As explained above, eNOS activity is regulated by phosphorylation and dephosphorylation of several sites on eNOS (e.g. Ser1177, Thr495, and Ser113), and PECAM-1 appears to be involved in the regulation of these phosphorylation and dephosphorylation processes. Lack of PECAM-1 did not affect the phosphorylation of Ser1177 whose phosphorylation activate NO production. However, increased phosphorylation level of Thr495 (inhibitory site), and Ser113 whose dephosphorylation is critical in VEGF-mediated NO production [139, 140] were observed in PECAM-1 −/− bEND cells. These altered phosphorylation status seems to contribute to defective NO production in PECAM-1 −/− bEND (Figure 3), and desrve further investigation.

PECAM-1 deficient retinal EC exhibited abrogated NO production from down-regulated eNOS expression level [46]. Interestingly, decreased NO production was observed in PECAM-1 −/− bEND cells which expressed even higher level of eNOS and comparable level of Ser1177 phosphorylation (Figure 3). These results indicated that PECAM-1 is involved in NO production of EC not just by regulating eNOS expression but also its phosphorylation for the activation through undetermined processes.

PECAM-1-Mediated Regulation of eNOS Activity

Considerable number of studies have demonstrated various FSS sensors, including ion channels, tyrosine kinase receptors, G-protein-coupled receptors, caveolae, adhesion molecules including integrins, PECAM-1, glycocalyx, and primary cilia [147]. In confluent EC monolayer PECAM-1 localizes at sites of cell-cell contacts, and application of FSS in these cells induces phosphorylation of tyrosine residues in PECAM-1 cytoplasmic domain [26, 66, 153, 154], which mediate “mechanosignal transduction” through activation of MAPK/ERKs and recruitment of SHP-2 [23, 155].
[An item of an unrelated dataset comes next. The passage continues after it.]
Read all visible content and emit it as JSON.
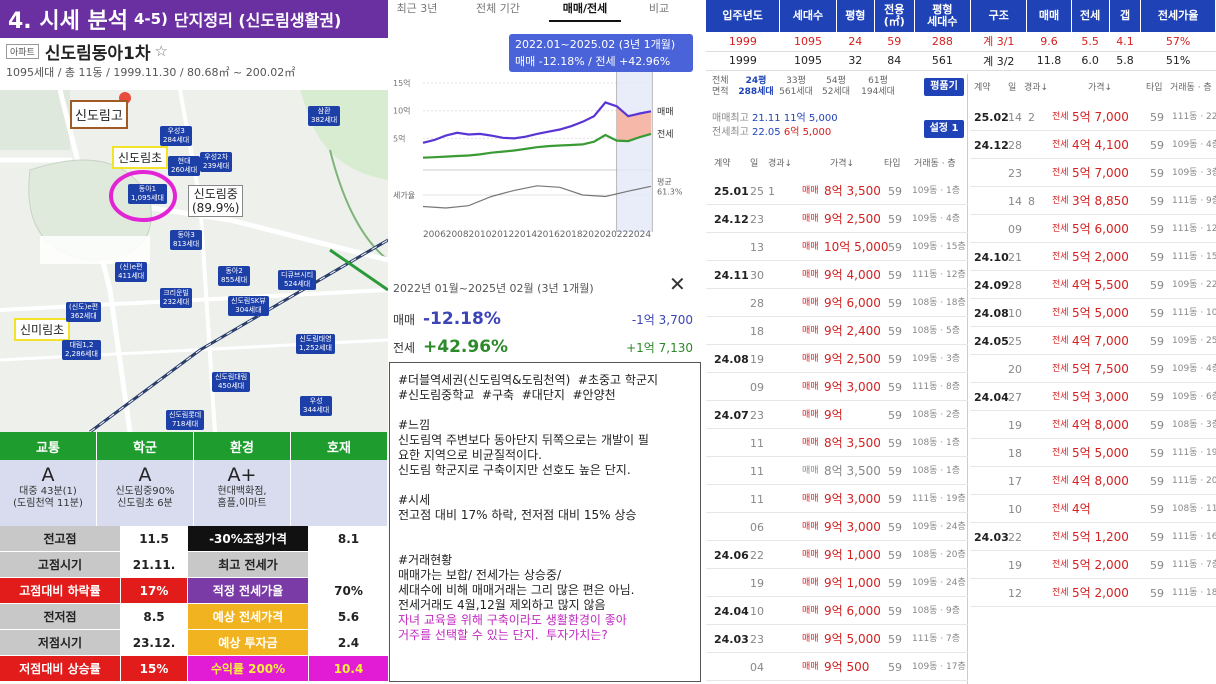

Phosphorylation of tyrosine residues in PECAM-1upon FSS induces phosphorylation and activation of eNOS. The down-regulation of PECAM-1 expression in EC induces defective phosphorylation of eNOS [156]. Moreover recent studies have demonstrated that PECAM-1 is important in the activation of eNOS through direct protein-protein interactions at cell-cell junctions [135, 152, 156, 157] (Figure 4). These studies indicated that PECAM-1 may play a role in restricting eNOS localization to cell-cell junctions, and PECAM-1 association with eNOS results in its inactivation. Following the phosphorylation of PECAM-1 upon FSS, the association of PECAM-1 and eNOS is disrupted, and the dissociation enhances eNOS activity [156, 158]. Thus, PECAM-1 is implicated in the mechanotransduction and regulation of eNOS activity through its direct association at cell-cell contacts. However, the detailed mechanisms involved, and whether these activities are impacted in a PECAM-1 isoform specific manner, remain unclear and are active area of investigation.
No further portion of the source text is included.